6 Mart 2011 Pazar

Turuncu Kızın Tarhana Koşuşları

Kızın çıplak ayaklarına çam ağacından düşen dallar batıyordu,
Lakin yürümek yıldırmamıştı, gizli hedef uğruna....

Koşmaya başladığı sırada uzun turuncu saçları belinde bayrak gibi dalgalanıyor,
Dudak kenarlarına fazladan nefes bırakıyor, ensesini terletiyordu..

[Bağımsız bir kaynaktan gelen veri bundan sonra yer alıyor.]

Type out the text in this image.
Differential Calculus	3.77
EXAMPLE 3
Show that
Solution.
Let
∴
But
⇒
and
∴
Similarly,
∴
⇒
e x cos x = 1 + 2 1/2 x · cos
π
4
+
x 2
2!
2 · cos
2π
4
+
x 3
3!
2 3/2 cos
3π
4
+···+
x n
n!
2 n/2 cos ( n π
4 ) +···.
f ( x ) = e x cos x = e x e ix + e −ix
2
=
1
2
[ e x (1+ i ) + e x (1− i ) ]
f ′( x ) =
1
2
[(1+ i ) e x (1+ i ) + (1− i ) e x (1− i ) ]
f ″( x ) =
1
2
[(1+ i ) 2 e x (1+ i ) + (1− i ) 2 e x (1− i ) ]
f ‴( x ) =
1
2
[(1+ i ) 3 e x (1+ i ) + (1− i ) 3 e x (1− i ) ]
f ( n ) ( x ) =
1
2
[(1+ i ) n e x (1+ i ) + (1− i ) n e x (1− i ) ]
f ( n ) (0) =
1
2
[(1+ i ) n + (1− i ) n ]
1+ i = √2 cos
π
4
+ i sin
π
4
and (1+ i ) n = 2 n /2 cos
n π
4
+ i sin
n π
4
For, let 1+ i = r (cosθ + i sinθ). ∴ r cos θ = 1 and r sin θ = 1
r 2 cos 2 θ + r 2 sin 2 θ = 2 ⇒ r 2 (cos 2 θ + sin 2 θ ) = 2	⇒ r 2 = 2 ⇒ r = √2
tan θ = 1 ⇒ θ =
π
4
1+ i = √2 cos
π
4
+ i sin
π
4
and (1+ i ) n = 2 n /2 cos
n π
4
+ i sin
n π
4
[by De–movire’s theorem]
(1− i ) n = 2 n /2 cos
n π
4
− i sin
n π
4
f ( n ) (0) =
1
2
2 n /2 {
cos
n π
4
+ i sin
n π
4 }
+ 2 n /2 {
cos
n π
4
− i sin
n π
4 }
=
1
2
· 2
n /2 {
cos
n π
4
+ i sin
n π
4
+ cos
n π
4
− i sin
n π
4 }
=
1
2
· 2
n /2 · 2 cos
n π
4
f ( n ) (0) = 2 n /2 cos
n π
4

Hedef birden aklına geldi ,takıldığı taşa düştüğü vakit!
Değirmene gidiyordu turuncu saçlı, çimen kokulu kız,
Babaannesine bir kova su uğruna, düşüncesizce suya odaklıca..

Düştüğü sırada yorulduğuda aklına gelmişti, nefesi dudak kenarında ufaklaşınca, bir ağacın ona sarıldığını farketti. Önce bacaklarında birkaç budak sarmaşığı, dolandıkça dolanıyor kızlığına kadar sarılırcasına, sonrasında kollarına dokunan ince dalların sıcaklığı ve birden ağacın gövdesine yerleşen turuncu saçlı kız..

Korkmuyor gözlerinide açmıyor bu sessiz acı onu gıdıklıyor, bir kova suyu unutturuyordu. Ağacın dalları ona bir güç sarıyordu, oysaki turuncu saçlı kız şimdi nefesini hiç hissedemiyordu 'dudak kenarında'...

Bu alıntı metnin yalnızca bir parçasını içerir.